Nos últimos sete anos, o Cerrado perdeu 128 mil quilômetros quadrados de vegetação e ganhou uma ninharia em áreas protegidas. No balanço histórico oficial, 48,2% do bioma já foram para o beleléu. Mas, daqui pra frente, tudo vai ser diferente. A promessa governista tomou forma em um pacotão anunciado hoje, projetado para conter o desmatamento, reduzir as emissões de gases de efeito estufa e proteger milhões de hectares.
Pelos cálculos do Ministério do Meio Ambiente, a degradação anual do Cerrado lança na atmosfera tanta poluição quanto à emitida pela destruição da Amazônia. A informação pede uma revisão no plano nacional de mudanças do clima e no olhar da cúpula do governo e de outros ministérios para a dramática situação do bioma, aposta o ministro Carlos Minc. “Até hoje, o foco de atuação do Brasil e do mundo foi a Amazônia, enquanto outros biomas sempre foram relevados”, disse.
O coordenador do Instituto de Pesquisa Ambiental da Amazônia (Ipam), Paulo Moutinho ressaltou o alto impacto da degradação do bioma para a contribuição nacional ao aquecimento do planeta. “Além do desmate para abertura de frentes produtivas, o aquecimento global está trazendo secas anuais cada vez severas e prolongadas, elevando a probabilidade de incêndios florestais no Cerrado. Na Amazônia, eles emitem tantos gases estufa quanto o desmatamento”, ressaltou.

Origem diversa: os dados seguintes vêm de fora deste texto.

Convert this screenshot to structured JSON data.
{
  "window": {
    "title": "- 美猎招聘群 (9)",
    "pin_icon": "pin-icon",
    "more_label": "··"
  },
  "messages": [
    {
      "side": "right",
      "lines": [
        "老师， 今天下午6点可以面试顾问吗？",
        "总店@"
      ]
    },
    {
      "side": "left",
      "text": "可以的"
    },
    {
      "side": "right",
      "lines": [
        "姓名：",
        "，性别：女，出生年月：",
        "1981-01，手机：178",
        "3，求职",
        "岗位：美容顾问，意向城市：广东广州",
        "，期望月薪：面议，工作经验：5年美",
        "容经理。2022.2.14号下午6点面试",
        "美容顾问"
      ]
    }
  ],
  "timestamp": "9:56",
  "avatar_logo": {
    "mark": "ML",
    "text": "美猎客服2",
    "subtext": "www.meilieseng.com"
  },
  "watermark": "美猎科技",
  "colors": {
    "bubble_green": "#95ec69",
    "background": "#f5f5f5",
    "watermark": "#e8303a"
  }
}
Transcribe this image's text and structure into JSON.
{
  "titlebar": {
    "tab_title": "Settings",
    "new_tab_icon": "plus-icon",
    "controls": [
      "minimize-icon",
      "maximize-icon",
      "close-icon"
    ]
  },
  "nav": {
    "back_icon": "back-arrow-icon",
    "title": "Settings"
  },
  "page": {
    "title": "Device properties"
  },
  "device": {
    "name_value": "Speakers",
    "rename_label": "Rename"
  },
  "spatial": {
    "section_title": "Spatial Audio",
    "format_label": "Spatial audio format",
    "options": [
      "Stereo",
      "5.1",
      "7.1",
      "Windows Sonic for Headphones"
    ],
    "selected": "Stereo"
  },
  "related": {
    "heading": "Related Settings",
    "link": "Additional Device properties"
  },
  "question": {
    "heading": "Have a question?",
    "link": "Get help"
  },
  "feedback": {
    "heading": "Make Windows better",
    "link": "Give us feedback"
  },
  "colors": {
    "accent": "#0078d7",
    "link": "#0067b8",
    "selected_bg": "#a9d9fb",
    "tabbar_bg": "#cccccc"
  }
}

Conforme o especialista, a estréia do monitoramento continuado do Cerrado é um avanço fundamental para que ele deixe de ser o bode-expiatório da Amazônia. “Parte do governo e do setor produtivo pregam que não é preciso derrubar mais árvores na Amazônia, porque sempre há o Cerrado”, disse. “O país tem mais de cem milhões de hectares de pastagens degradadas que podem ser usados para atividades produtivas, principalmente no Cerrado e na Amazônia, mas ainda é mais barato desmatar. Por tudo isso o Cerrado precisa ser muito mais valorizado pelo poder público”, disse Moutinho.
Com ocupação desregrada e desenfreada desde os anos 1960, o Cerrado ainda cede espaço à agropecuária, que encontra cada vez mais resistências e menos espaço na Amazônia. Entre 2002 e 2008, o segundo maior bioma do país perdeu em média 21 mil quilômetros quadrados por ano. Essas taxas são mais altas que as verificadas na Amazônia, monitorada por satélite há mais de duas décadas. Por essas e outras que já sumiram do mapa 48,2% do Cerrado original. O índice é pouco menor que o adiantado por O Eco no dia 1º de setembro e 6,3% superior aos 41,9% de 2002. E no que resta, a vegetação é um mosaico altamente fragmentado. Porções mais íntegras de florestas, só no centro e norte do bioma.
Tamanha destruição se deve a atividades econômicas que sempre viram no Cerrado um terreno desimpedido para sua expansão. Os plantios de cana-de-açúcar ocupam boa parte do Triângulo Mineiro e São Paulo. Carvoejamento é registrado em Minas Gerais, oeste da Bahia e Goiás. A produção de soja avança sobre Mato Grosso, Tocantins, Maranhão e Piauí. As boiadas freqüentam mais os estados de Goiás, Mato Grosso e Mato Grosso do Sul. Enquanto queimadas e incêndios ocorrem em todo o Cerrado.
Municípios da degradação
Um terço da degradação do bioma se concentra em 60 municípios (imagem ao lado). Encabeçam a lista Formosa do Rio Preto, São Desidério, Jaborandi e Correntina, todos no oeste baiano, onde a vegetação nativa cedeu espaço ao plantio de grãos, como a soja. Mato Grosso, Minas Gerais, Tocantins e Goiás são líderes históricos em desmatamento. Maranhão, Bahia e Mato Grosso do Sul têm altas taxas de perdas de vegetação desde 2002.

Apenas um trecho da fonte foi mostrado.